Semantic pin: Semicolon bypass in try_trivial() should show measurable improvement (> 1%) on code with many short statements.

/tpr-review passed — independent review found no critical or major issues (or all findings triaged)
/impl-hygiene-review passed — hygiene review clean. MUST run AFTER /tpr-review is clean.
Subsection close-out (03.3) — MANDATORY before starting the next subsection. Run /improve-tooling retrospectively on THIS subsection’s debugging journey (per .claude/skills/improve-tooling/SKILL.md “Per-Subsection Workflow”): which diagnostics/ scripts you ran, where you added dbg!/tracing calls, where output was hard to interpret, where test failures gave unhelpful messages, where you ran the same command sequence repeatedly. Forward-look: what tool/log/diagnostic would shorten the next regression in this code path by 10 minutes? Implement improvements NOW (zero deferral) and commit each via SEPARATE /commit-push using a valid conventional-commit type (build(diagnostics): ... — surfaced by section-03.3 retrospective — build/test/chore/ci/docs are valid; tools(...) is rejected by the lefthook commit-msg hook). Mandatory even when nothing felt painful. If genuinely no gaps, document briefly: “Retrospective 03.3: no tooling gaps”. Update this subsection’s status in section frontmatter to complete.
/sync-claude section-close doc sync — verify Claude artifacts across all section commits. Map changed crates to rules files, check CLAUDE.md, canon.md. Fix drift NOW.
Repo hygiene check — run diagnostics/repo-hygiene.sh --check and clean any detected temp files.

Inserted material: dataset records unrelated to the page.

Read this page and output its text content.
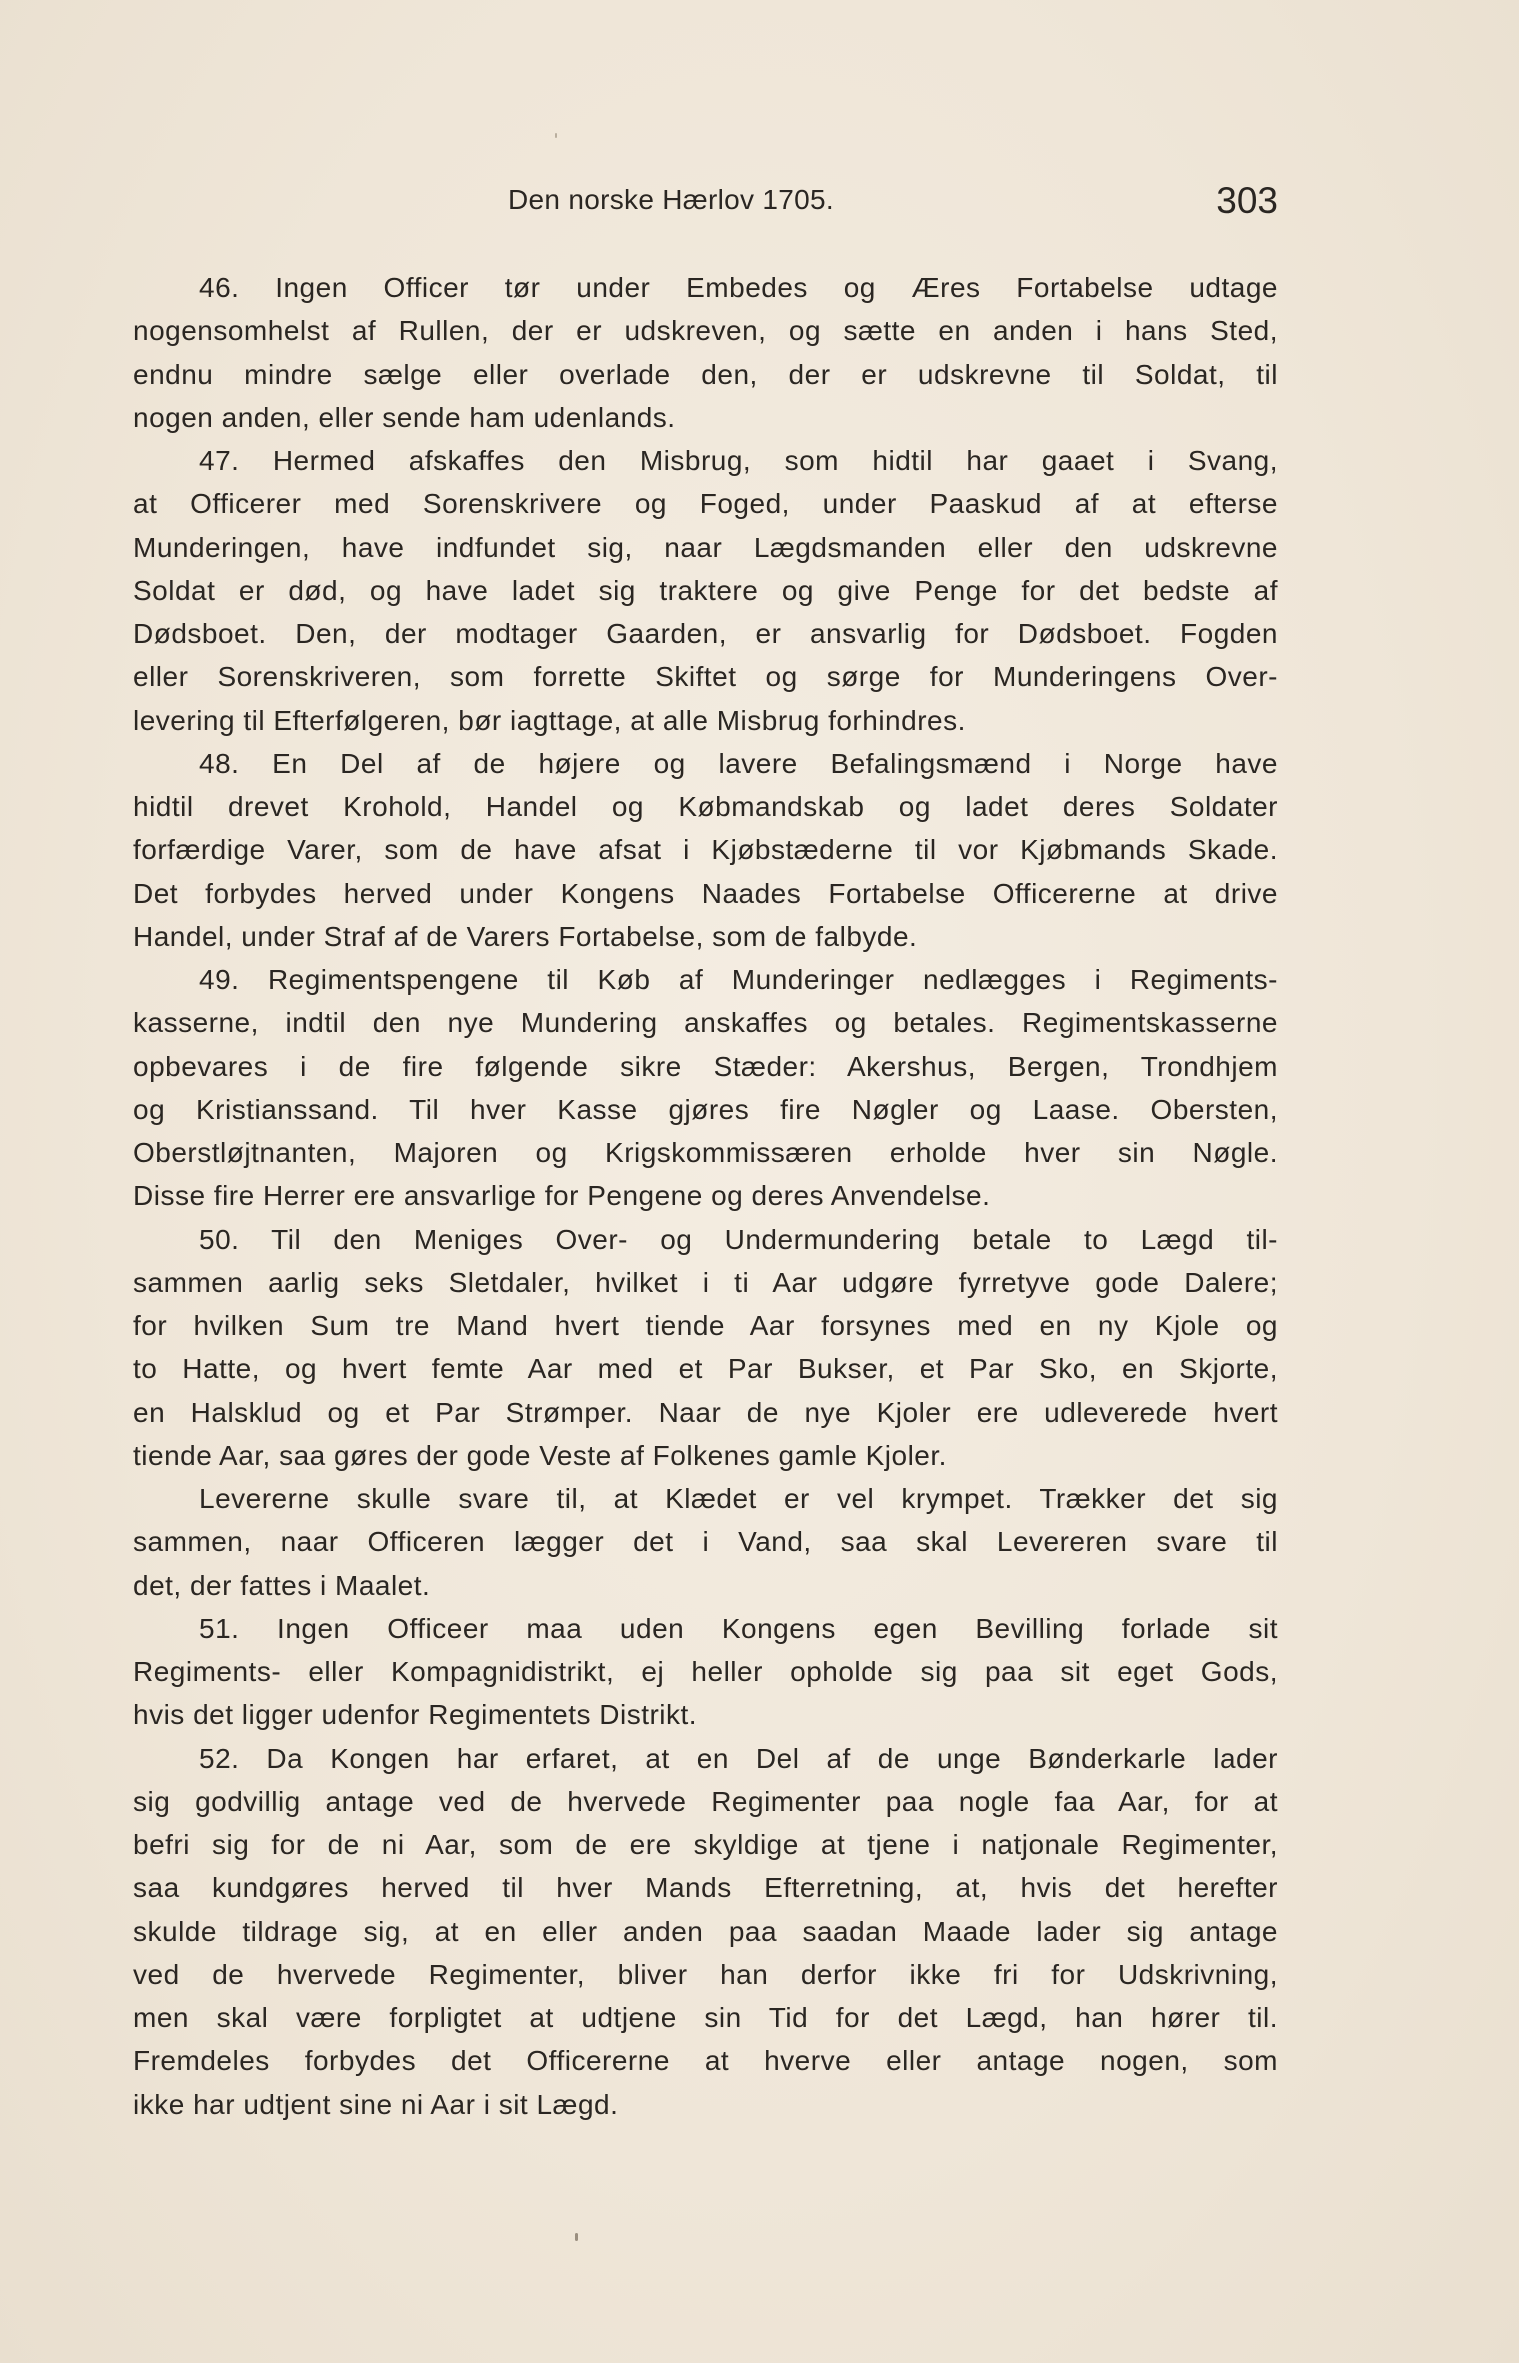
Den norske Hærlov 1705.	303
46. Ingen Officer tør under Embedes og Æres Fortabelse udtage
nogensomhelst af Rullen, der er udskreven, og sætte en anden i hans Sted,
endnu mindre sælge eller overlade den, der er udskrevne til Soldat, til
nogen anden, eller sende ham udenlands.
47. Hermed afskaffes den Misbrug, som hidtil har gaaet i Svang,
at Officerer med Sorenskrivere og Foged, under Paaskud af at efterse
Munderingen, have indfundet sig, naar Lægdsmanden eller den udskrevne
Soldat er død, og have ladet sig traktere og give Penge for det bedste af
Dødsboet. Den, der modtager Gaarden, er ansvarlig for Dødsboet. Fogden
eller Sorenskriveren, som forrette Skiftet og sørge for Munderingens Over-
levering til Efterfølgeren, bør iagttage, at alle Misbrug forhindres.
48. En Del af de højere og lavere Befalingsmænd i Norge have
hidtil drevet Krohold, Handel og Købmandskab og ladet deres Soldater
forfærdige Varer, som de have afsat i Kjøbstæderne til vor Kjøbmands Skade.
Det forbydes herved under Kongens Naades Fortabelse Officererne at drive
Handel, under Straf af de Varers Fortabelse, som de falbyde.
49. Regimentspengene til Køb af Munderinger nedlægges i Regiments-
kasserne, indtil den nye Mundering anskaffes og betales. Regimentskasserne
opbevares i de fire følgende sikre Stæder: Akershus, Bergen, Trondhjem
og Kristianssand. Til hver Kasse gjøres fire Nøgler og Laase. Obersten,
Oberstløjtnanten, Majoren og Krigskommissæren erholde hver sin Nøgle.
Disse fire Herrer ere ansvarlige for Pengene og deres Anvendelse.
50. Til den Meniges Over- og Undermundering betale to Lægd til-
sammen aarlig seks Sletdaler, hvilket i ti Aar udgøre fyrretyve gode Dalere;
for hvilken Sum tre Mand hvert tiende Aar forsynes med en ny Kjole og
to Hatte, og hvert femte Aar med et Par Bukser, et Par Sko, en Skjorte,
en Halsklud og et Par Strømper. Naar de nye Kjoler ere udleverede hvert
tiende Aar, saa gøres der gode Veste af Folkenes gamle Kjoler.
Levererne skulle svare til, at Klædet er vel krympet. Trækker det sig
sammen, naar Officeren lægger det i Vand, saa skal Levereren svare til
det, der fattes i Maalet.
51. Ingen Officeer maa uden Kongens egen Bevilling forlade sit
Regiments- eller Kompagnidistrikt, ej heller opholde sig paa sit eget Gods,
hvis det ligger udenfor Regimentets Distrikt.
52. Da Kongen har erfaret, at en Del af de unge Bønderkarle lader
sig godvillig antage ved de hvervede Regimenter paa nogle faa Aar, for at
befri sig for de ni Aar, som de ere skyldige at tjene i natjonale Regimenter,
saa kundgøres herved til hver Mands Efterretning, at, hvis det herefter
skulde tildrage sig, at en eller anden paa saadan Maade lader sig antage
ved de hvervede Regimenter, bliver han derfor ikke fri for Udskrivning,
men skal være forpligtet at udtjene sin Tid for det Lægd, han hører til.
Fremdeles forbydes det Officererne at hverve eller antage nogen, som
ikke har udtjent sine ni Aar i sit Lægd.
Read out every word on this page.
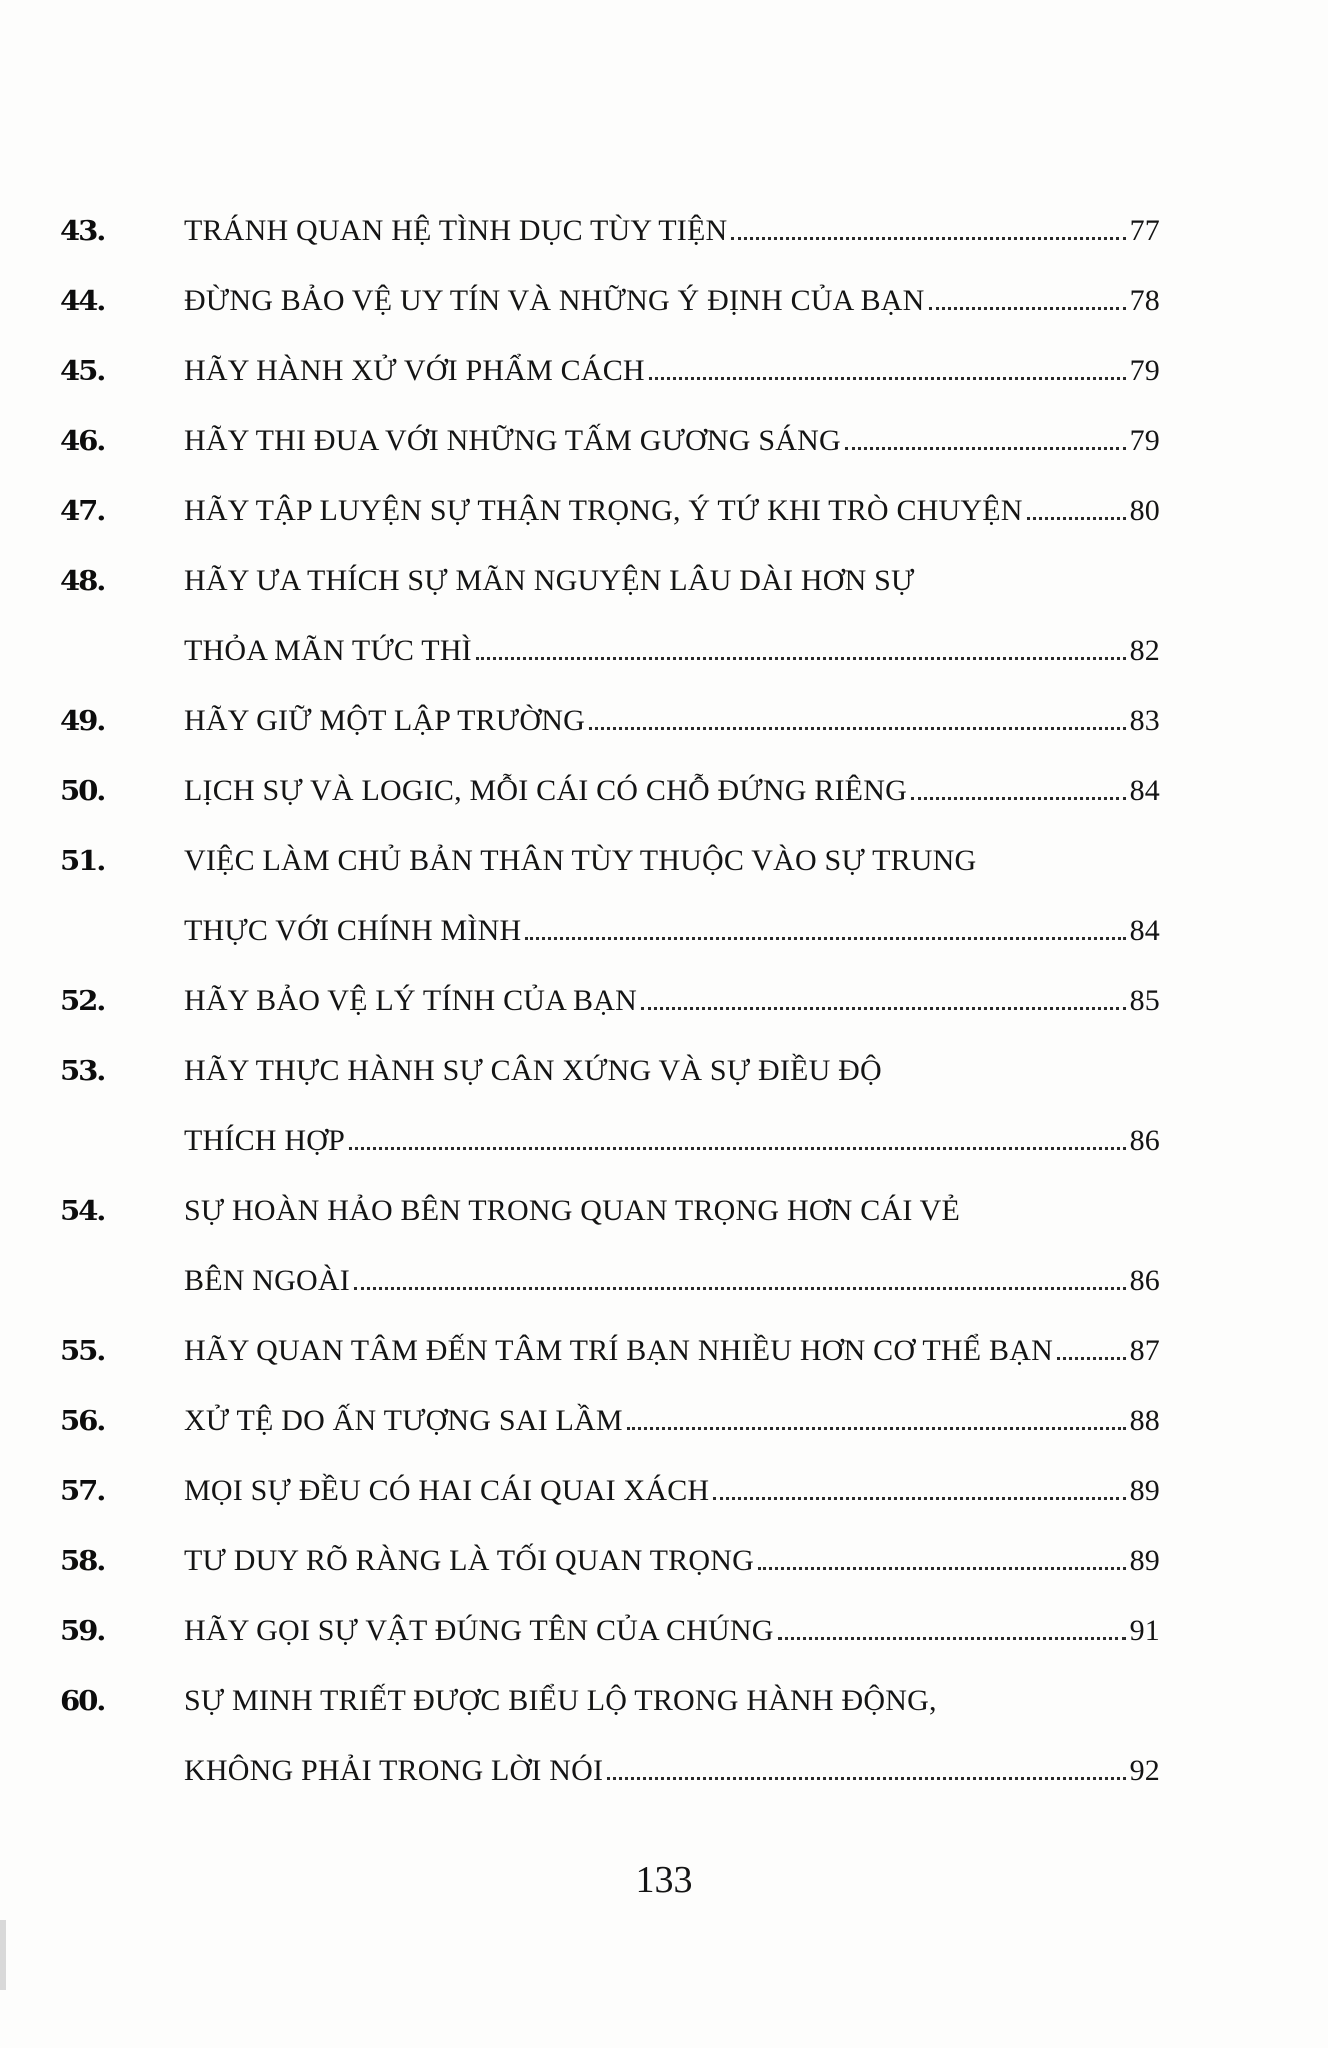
43.	TRÁNH QUAN HỆ TÌNH DỤC TÙY TIỆN	77
44.	ĐỪNG BẢO VỆ UY TÍN VÀ NHỮNG Ý ĐỊNH CỦA BẠN	78
45.	HÃY HÀNH XỬ VỚI PHẨM CÁCH	79
46.	HÃY THI ĐUA VỚI NHỮNG TẤM GƯƠNG SÁNG	79
47.	HÃY TẬP LUYỆN SỰ THẬN TRỌNG, Ý TỨ KHI TRÒ CHUYỆN	80
48.	HÃY ƯA THÍCH SỰ MÃN NGUYỆN LÂU DÀI HƠN SỰ
THỎA MÃN TỨC THÌ	82
49.	HÃY GIỮ MỘT LẬP TRƯỜNG	83
50.	LỊCH SỰ VÀ LOGIC, MỖI CÁI CÓ CHỖ ĐỨNG RIÊNG	84
51.	VIỆC LÀM CHỦ BẢN THÂN TÙY THUỘC VÀO SỰ TRUNG
THỰC VỚI CHÍNH MÌNH	84
52.	HÃY BẢO VỆ LÝ TÍNH CỦA BẠN	85
53.	HÃY THỰC HÀNH SỰ CÂN XỨNG VÀ SỰ ĐIỀU ĐỘ
THÍCH HỢP	86
54.	SỰ HOÀN HẢO BÊN TRONG QUAN TRỌNG HƠN CÁI VẺ
BÊN NGOÀI	86
55.	HÃY QUAN TÂM ĐẾN TÂM TRÍ BẠN NHIỀU HƠN CƠ THỂ BẠN	87
56.	XỬ TỆ DO ẤN TƯỢNG SAI LẦM	88
57.	MỌI SỰ ĐỀU CÓ HAI CÁI QUAI XÁCH	89
58.	TƯ DUY RÕ RÀNG LÀ TỐI QUAN TRỌNG	89
59.	HÃY GỌI SỰ VẬT ĐÚNG TÊN CỦA CHÚNG	91
60.	SỰ MINH TRIẾT ĐƯỢC BIỂU LỘ TRONG HÀNH ĐỘNG,
KHÔNG PHẢI TRONG LỜI NÓI	92
133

03.R Third Party Review Findings

None.

03.N Completion Checklist

Correctness verification: All changes in this section are performance-only (adding #[inline], tuning allocation sizes, moving token kinds between fast paths). No behavioral change is expected. The existing lexer test suite (unit tests + spec tests) serves as the correctness regression guard. Run the full suite BEFORE any optimization to establish a green baseline, then after each change to verify zero regressions. If any test fails after an optimization, the optimization introduced a bug — revert and investigate.

Exit Criteria: cargo bench -p oric --bench lexer -- "lexer/raw" shows throughput improvement compared to baselines. All test suites green. Final improvement measurement deferred to Section 06 (unified verification).